Neuroscience AI and Brain Foundation Models
Neuroscience belongs in the Life Sciences AI Handbook because brain data sits at the boundary between cells, circuits, behavior, and disease. It is not well covered by molecular or cellular chapters alone. Neural recordings, connectomics, brain imaging, and neural decoding each have different data structures and validation requirements, so this chapter gives them a stable home.
- Distinguish neural activity models from clinical neuroimaging tools
- Identify the evidence standard for brain foundation model claims
- Separate connectomic prediction, neural decoding, and brain-imaging representation learning
- Recognize where model performance depends on species, preparation, task, and recording modality
- Link neuroscience AI claims to falsifying experiments or held-out neural recordings
Introduction
Brain data are not one modality. Calcium imaging, electrophysiology, connectomics, functional MRI, structural MRI, behavior, and clinical phenotypes measure different layers of the nervous system. AI systems trained on one layer should not be read as if they model the whole brain. The first question for any claim is: what neural signal, in what organism, under what task, with what validation?

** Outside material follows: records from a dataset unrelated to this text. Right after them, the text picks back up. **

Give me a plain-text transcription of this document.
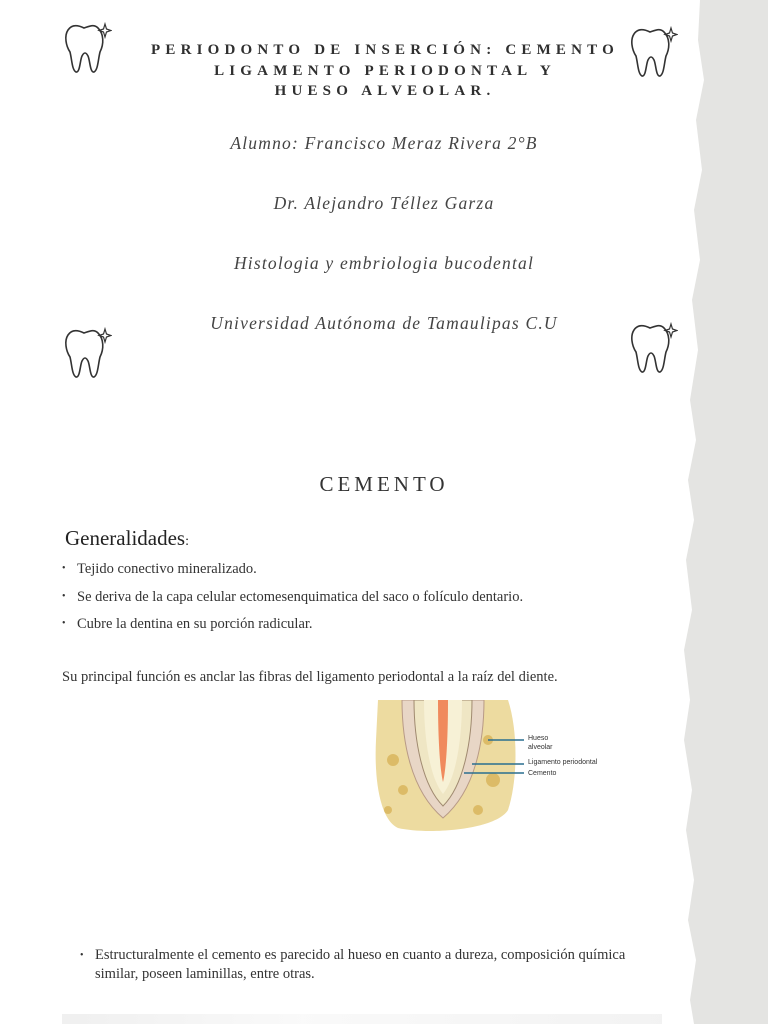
PERIODONTO DE INSERCIÓN: CEMENTO
LIGAMENTO PERIODONTAL Y
HUESO ALVEOLAR.
Alumno: Francisco Meraz Rivera 2°B
Dr. Alejandro Téllez Garza
Histologia y embriologia bucodental
Universidad Autónoma de Tamaulipas C.U
CEMENTO
Generalidades:
• Tejido conectivo mineralizado.
• Se deriva de la capa celular ectomesenquimatica del saco o folículo dentario.
• Cubre la dentina en su porción radicular.
Su principal función es anclar las fibras del ligamento periodontal a la raíz del diente.
Hueso
alveolar
Ligamento periodontal
Cemento
• Estructuralmente el cemento es parecido al hueso en cuanto a dureza, composición química similar, poseen laminillas, entre otras.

A peer-reviewed Nature example shows why the area now deserves a chapter. Wang and colleagues trained a foundation model of neural activity from mouse visual cortex recordings and tested generalization to new stimulus domains and anatomical features (Wang et al., 2025). That is a serious signal for systems neuroscience. It is not evidence for general brain reasoning, human clinical prediction, or patient-level diagnosis.
Demonstrated
Demonstrated capability includes neural-activity prediction in bounded experimental systems when the held-out stimulus, animal, and neural response data are specified. The credibility comes from held-out recordings and from tests that cross stimulus classes or biological samples.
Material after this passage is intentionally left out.